Samuel 2 picks up immediately where the last book left off, and what we are left with is the continued tale of David’s rise to power, his conflicts, and the conflicts which eventually wrack his house.
David’s ascension to the throne comes after the death of Saul and his eldest son, whom David praises. Another of Saul’s son’s wars with David, but is betrayed and killed, evidence of this brought by the killers who expect to be rewarded by David. David instead orders their deaths for killing gods anointed. The continuity here is obvious; a demonstration of David’s continued piety and right to rule. That he garners this right form his own piety and the judgement of god rather than by might.
Davids rulership is presented seemingly briefly, but within the pretext of war. David is thus a military leader, obviously from before his ascension to the throne, and afterword, and his victory over the enemies of Israel are taken as evidence of his divine support. Problems do come to plague David however.
In a topic that became common for Renaissance painters, one that I didn’t recognize until I had afterword looked up the associations, we get David spying a bathing woman, Bathsheba, from his palace. The bathing woman is married, and David basically seducers her and than proceeds to try and get her husband to come home so that if she’s pregnant, there won’t be any awkward questions. This ultimately fails because her husband is too hide-bound and traditional and won’t leave the barracks, so David than sends him to the front lines where he gets killed. David than takes Bathsheba as a wife.
We are made to understand within the text that this is a negative act by David and that indeed, his house will ‘never abandon the sword’ because of it. Thus the moral flaw of the ‘founder’ of the house propagates into the sins of it’s children. And oh what sins! One son of David’s conspires to have sex with his sister. Another son than murders that son. David’s favourite rises up in rebellion and is eventually killed, causing much sorrow. This last part was interesting, with it’s references to public perception and a fathers’ grief. It was an interesting introspection in terms of what it means to be a ruler in a monarchical system.

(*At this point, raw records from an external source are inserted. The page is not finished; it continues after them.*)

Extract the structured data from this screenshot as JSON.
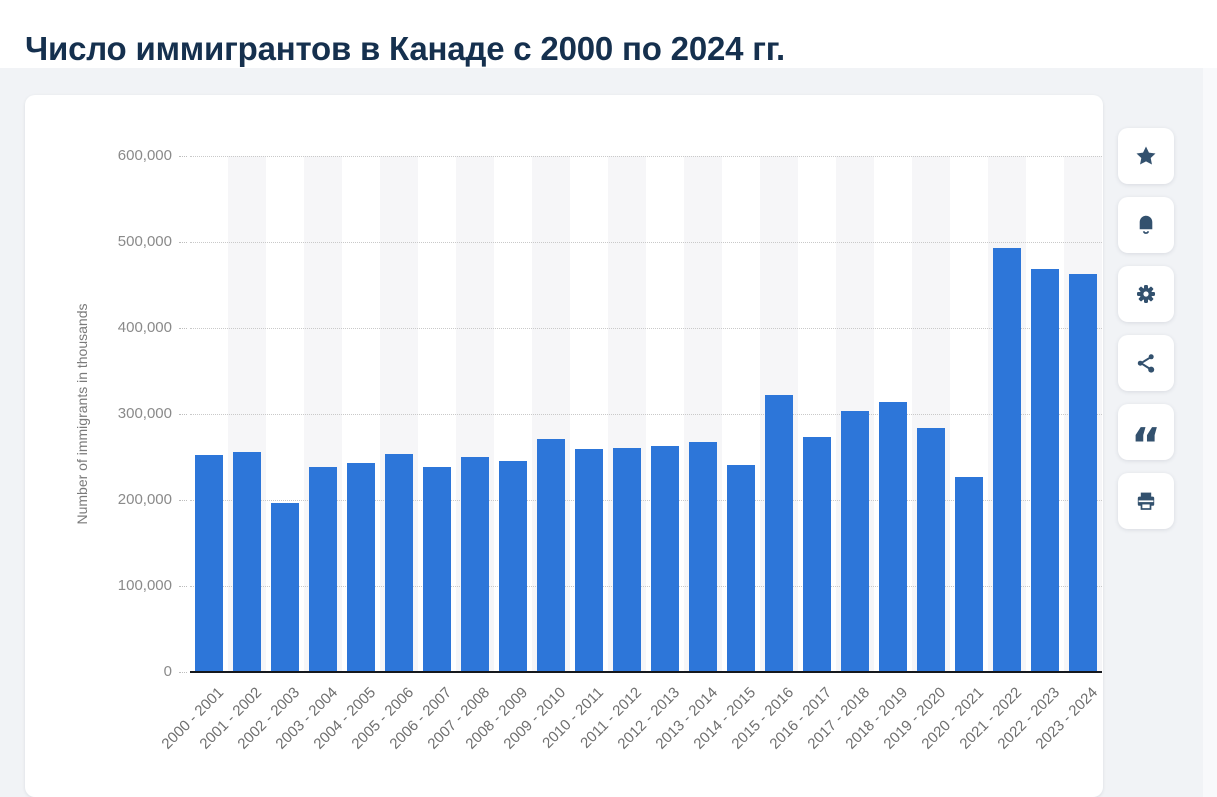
{
  "page": {
    "title": "Число иммигрантов в Канаде с 2000 по 2024 гг."
  },
  "toolbar": {
    "quote_glyph": "“",
    "buttons": [
      {
        "name": "favorite",
        "icon": "star-icon"
      },
      {
        "name": "notifications",
        "icon": "bell-icon"
      },
      {
        "name": "settings",
        "icon": "gear-icon"
      },
      {
        "name": "share",
        "icon": "share-icon"
      },
      {
        "name": "cite",
        "icon": "quote-icon"
      },
      {
        "name": "print",
        "icon": "printer-icon"
      }
    ]
  },
  "colors": {
    "bar": "#2d76d9",
    "title": "#15304e",
    "icon": "#33516e",
    "section_background": "#f1f3f6",
    "band_alt": "#f6f6f8",
    "axis_text": "#8a8a8a",
    "baseline": "#15181d"
  },
  "chart_data": {
    "type": "bar",
    "title": "Число иммигрантов в Канаде с 2000 по 2024 гг.",
    "xlabel": "",
    "ylabel": "Number of immigrants in thousands",
    "ylim": [
      0,
      600000
    ],
    "ytick_interval": 100000,
    "ytick_labels": [
      "600,000",
      "500,000",
      "400,000",
      "300,000",
      "200,000",
      "100,000",
      "0"
    ],
    "grid": "horizontal-dotted",
    "legend": "none",
    "bar_color": "#2d76d9",
    "categories": [
      "2000 - 2001",
      "2001 - 2002",
      "2002 - 2003",
      "2003 - 2004",
      "2004 - 2005",
      "2005 - 2006",
      "2006 - 2007",
      "2007 - 2008",
      "2008 - 2009",
      "2009 - 2010",
      "2010 - 2011",
      "2011 - 2012",
      "2012 - 2013",
      "2013 - 2014",
      "2014 - 2015",
      "2015 - 2016",
      "2016 - 2017",
      "2017 - 2018",
      "2018 - 2019",
      "2019 - 2020",
      "2020 - 2021",
      "2021 - 2022",
      "2022 - 2023",
      "2023 - 2024"
    ],
    "values": [
      252500,
      256300,
      197000,
      238500,
      243000,
      254000,
      238000,
      249600,
      245300,
      270600,
      259000,
      260000,
      263100,
      267900,
      240800,
      322000,
      272700,
      303300,
      313600,
      284200,
      226200,
      493000,
      468800,
      463000
    ]
  }
}
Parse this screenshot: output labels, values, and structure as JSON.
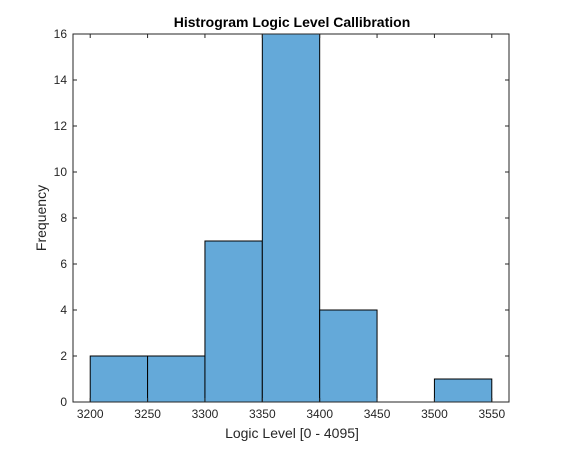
{
  "chart_data": {
    "type": "bar",
    "title": "Histrogram Logic Level Callibration",
    "xlabel": "Logic Level [0 - 4095]",
    "ylabel": "Frequency",
    "bin_edges": [
      3200,
      3250,
      3300,
      3350,
      3400,
      3450,
      3500,
      3550
    ],
    "values": [
      2,
      2,
      7,
      16,
      4,
      0,
      1
    ],
    "xlim": [
      3185,
      3565
    ],
    "ylim": [
      0,
      16
    ],
    "xticks": [
      3200,
      3250,
      3300,
      3350,
      3400,
      3450,
      3500,
      3550
    ],
    "yticks": [
      0,
      2,
      4,
      6,
      8,
      10,
      12,
      14,
      16
    ],
    "grid": false,
    "bar_color": "#64a9d9",
    "edge_color": "#000000"
  }
}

So I don’t have too much extra commentary on this. We get plenty of violence, war, and some racy bits, but mostly continued justifications for David’s rule and the ruler of his family, spread with incidents in David’s reign. As history is trikes me as more of an obvious morality play that even some of the earlier, heavier handed parts of the bible. With the story of Bathsheba, the question becomes how do we know of it? It works as a historical fable of a great king and how his lust caused problems for his family, but as a sequence of events that actually happened? It’s not impossible, there are certainly comparable examples in history, but with a book that spends so much time making David look pious, we have to question when this would have been written down, and why? and by whom? My own consideration is of course that it was if not written, than formalized by priests centuries later, again, as a morality tale. We are provided with a very human motivation, and it’s consequences. Can we imagine a present day leaders indiscretions being used as justification for why certain things are negatively effecting his nation?